Bug 57738

Summary: XSSFSheetXmlHandler returns incorrect values for numeric cells
Product: POI Reporter: Tim Slatcher <tim.slatcher>
Component: XSSFAssignee: POI Developers List <dev>
Severity: normal    
Priority: P2    
Version: 3.11-FINAL   
Target Milestone: ---   
Hardware: Macintosh   
OS: Mac OS X 10.4   

Description Tim Slatcher 2015-03-22 21:08:21 UTC
When reading a spreadsheet containing certain numbers (for example 8.2), the XSSFSheetXmlHandler will output the incorrect value. 

I believe this is due to an error in the NUMBER case of the method endElement, where formatted cells are parsed as doubles, but unformatted cells simply return the internal value, which for reasons I don't understand, is 8.1999... rather than 8.2. It appears that simply converting these into Doubles will return the correct value. 

We don't currently have a work around - since this needs to happen only when the value is a number, in order to distinguish strings like '012' from numbers like '12' we can't simply attempt to parse all strings passed to output.cell. 

I'm unfamiliar with how to use SVN and create patches, but the following code seems to fix the problem:

case NUMBER:
    String n = value.toString();
if (this.formatString != null) {
    thisStr = formatter.formatRawCellContents(Double.parseDouble(n), this.formatIndex, this.formatString);
} else {
    DecimalFormat df = new DecimalFormat("0");
    thisStr = df.format(Double.parseDouble(n));
Comment 1 Nick Burch 2015-03-22 22:52:19 UTC
Both Excel's .xls and .xlsx use doubles to store numbers, and formatting rules to specify how numbers should be shown to the user.

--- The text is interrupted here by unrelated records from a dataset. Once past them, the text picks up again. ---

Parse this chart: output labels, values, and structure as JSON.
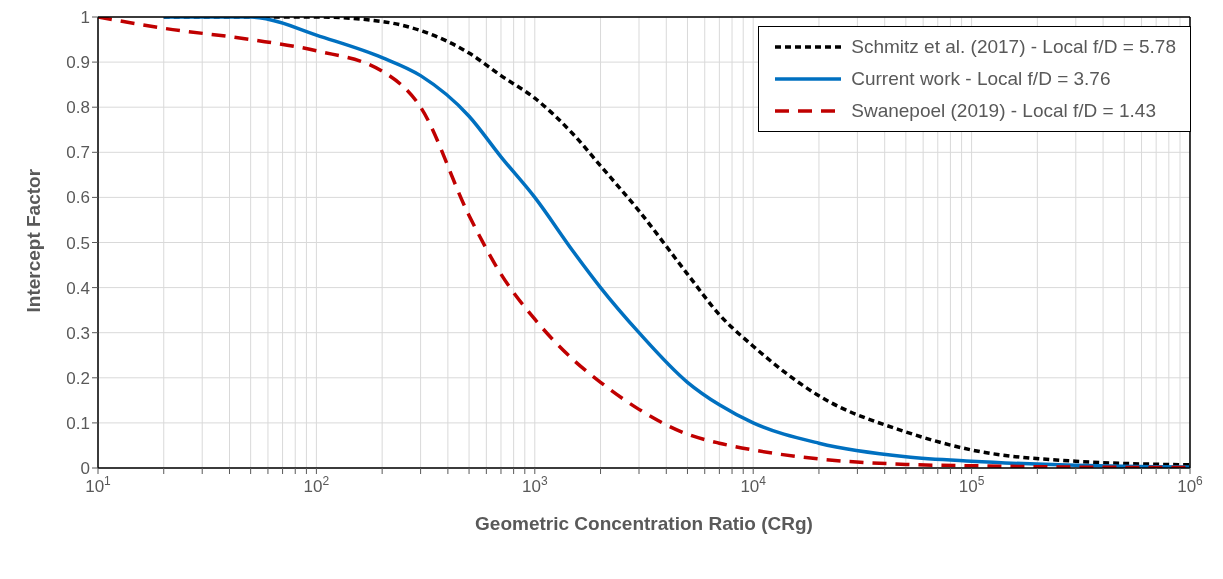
{
  "chart_data": {
    "type": "line",
    "xlabel": "Geometric Concentration Ratio (CRg)",
    "ylabel": "Intercept Factor",
    "log": "x",
    "grid": true,
    "legend": "top right",
    "xlim": [
      10,
      1000000
    ],
    "ylim": [
      0,
      1
    ],
    "xticks": [
      {
        "value": 10,
        "label": "10$^{1}$"
      },
      {
        "value": 20,
        "label": null
      },
      {
        "value": 30,
        "label": null
      },
      {
        "value": 40,
        "label": null
      },
      {
        "value": 50,
        "label": null
      },
      {
        "value": 60,
        "label": null
      },
      {
        "value": 70,
        "label": null
      },
      {
        "value": 80,
        "label": null
      },
      {
        "value": 90,
        "label": null
      },
      {
        "value": 100,
        "label": "10$^{2}$"
      },
      {
        "value": 200,
        "label": null
      },
      {
        "value": 300,
        "label": null
      },
      {
        "value": 400,
        "label": null
      },
      {
        "value": 500,
        "label": null
      },
      {
        "value": 600,
        "label": null
      },
      {
        "value": 700,
        "label": null
      },
      {
        "value": 800,
        "label": null
      },
      {
        "value": 900,
        "label": null
      },
      {
        "value": 1000,
        "label": "10$^{3}$"
      },
      {
        "value": 2000,
        "label": null
      },
      {
        "value": 3000,
        "label": null
      },
      {
        "value": 4000,
        "label": null
      },
      {
        "value": 5000,
        "label": null
      },
      {
        "value": 6000,
        "label": null
      },
      {
        "value": 7000,
        "label": null
      },
      {
        "value": 8000,
        "label": null
      },
      {
        "value": 9000,
        "label": null
      },
      {
        "value": 10000,
        "label": "10$^{4}$"
      },
      {
        "value": 20000,
        "label": null
      },
      {
        "value": 30000,
        "label": null
      },
      {
        "value": 40000,
        "label": null
      },
      {
        "value": 50000,
        "label": null
      },
      {
        "value": 60000,
        "label": null
      },
      {
        "value": 70000,
        "label": null
      },
      {
        "value": 80000,
        "label": null
      },
      {
        "value": 90000,
        "label": null
      },
      {
        "value": 100000,
        "label": "10$^{5}$"
      },
      {
        "value": 200000,
        "label": null
      },
      {
        "value": 300000,
        "label": null
      },
      {
        "value": 400000,
        "label": null
      },
      {
        "value": 500000,
        "label": null
      },
      {
        "value": 600000,
        "label": null
      },
      {
        "value": 700000,
        "label": null
      },
      {
        "value": 800000,
        "label": null
      },
      {
        "value": 900000,
        "label": null
      },
      {
        "value": 1000000,
        "label": "10$^{6}$"
      }
    ],
    "yticks": [
      0,
      0.1,
      0.2,
      0.3,
      0.4,
      0.5,
      0.6,
      0.7,
      0.8,
      0.9,
      1
    ],
    "series": [
      {
        "name": "Schmitz et al. (2017) - Local f/D = 5.78",
        "color": "#000000",
        "line_style": "dotted",
        "x": [
          20,
          50,
          100,
          200,
          300,
          500,
          700,
          1000,
          1500,
          2000,
          3000,
          5000,
          7000,
          10000,
          20000,
          50000,
          100000,
          300000,
          1000000
        ],
        "values": [
          1,
          1,
          1,
          0.99,
          0.97,
          0.92,
          0.87,
          0.82,
          0.74,
          0.67,
          0.57,
          0.43,
          0.34,
          0.27,
          0.16,
          0.08,
          0.04,
          0.015,
          0.007
        ]
      },
      {
        "name": "Current work - Local f/D = 3.76",
        "color": "#0070c0",
        "line_style": "solid",
        "x": [
          20,
          50,
          60,
          100,
          200,
          300,
          500,
          700,
          1000,
          1500,
          2000,
          3000,
          5000,
          7000,
          10000,
          20000,
          50000,
          100000,
          300000,
          1000000
        ],
        "values": [
          1,
          1,
          0.995,
          0.96,
          0.91,
          0.87,
          0.78,
          0.69,
          0.6,
          0.48,
          0.4,
          0.3,
          0.19,
          0.14,
          0.1,
          0.055,
          0.025,
          0.015,
          0.006,
          0.002
        ]
      },
      {
        "name": "Swanepoel (2019) - Local f/D = 1.43",
        "color": "#c00000",
        "line_style": "dashed",
        "x": [
          10,
          20,
          50,
          100,
          200,
          300,
          500,
          700,
          1000,
          1500,
          2000,
          3000,
          5000,
          7000,
          10000,
          20000,
          50000,
          100000,
          300000,
          1000000
        ],
        "values": [
          1,
          0.975,
          0.95,
          0.925,
          0.88,
          0.8,
          0.56,
          0.43,
          0.33,
          0.24,
          0.19,
          0.13,
          0.075,
          0.055,
          0.04,
          0.02,
          0.008,
          0.005,
          0.002,
          0.001
        ]
      }
    ]
  }
}
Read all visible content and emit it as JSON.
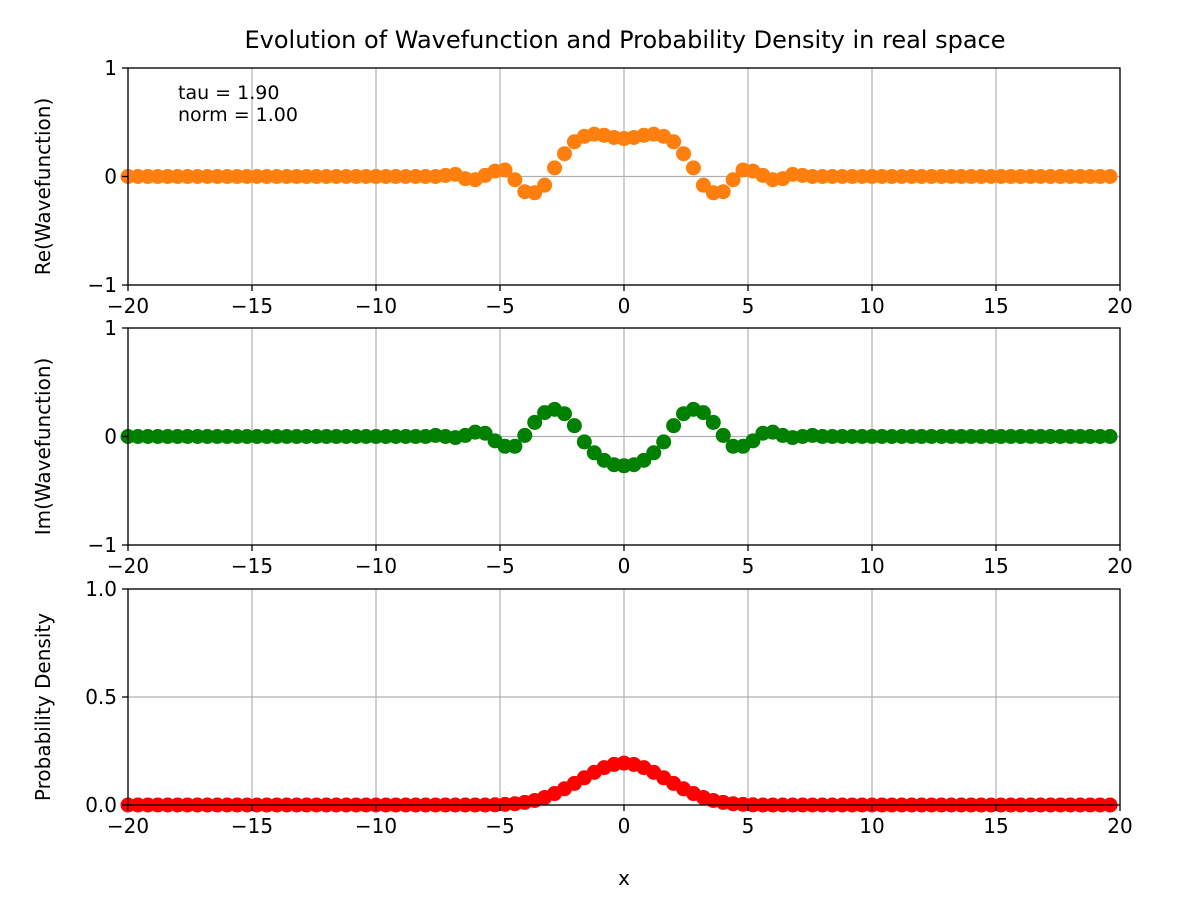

If you want POI to give you a string of "what Excel shows for a cell", you need to use DataFormatter

If you look at org.apache.poi.xssf.eventusermodel.XLSX2CSV you'll see an example of doing this.
Comment 2 Tim Slatcher 2015-03-22 23:09:18 UTC
I'm not sure I follow. Are you saying I need to reimplement XSSFSheetXmlHandler to do what I want? Given that it outputs as strings, I see no reason it wouldn't give you the exactly content the user sees, is that class supposed to do something else?

From looking at the source code to XLSX2CSV it has the exact same bug that I'm referencing here - put the number 8.2 in an XLSX, feed it through that class and the CSV will have different numbers in the cells. 

Also, 8.2 is representable as a double, so this doesn't explain why this number would appear as 8.199... unless I'm miss-understand double representation.
Comment 3 Tim Slatcher 2015-04-10 09:00:55 UTC
Any response to my comment below? I'd like to re-open this unless you disagree with my statement that the XLSX2CSV converter also has this bug.
Comment 4 Nick Burch 2015-04-24 01:35:32 UTC
Are you able to produce a very small .xlsx file which shows the problem with XLSX2CSV? Say, one with just a few cells completed, some of which POI is getting right, and some it isn't.

If so, please attach the file here, along with a screenshot of what Excel shows for the file, and details of what cells fail with XLSX2CSV + why (eg A4 should be 8.21 but is being output as 8.2099)

If you can reproduce the problem with XLSX2CSV and produce those things, it should make it quite quick to unit test + hopefully fix!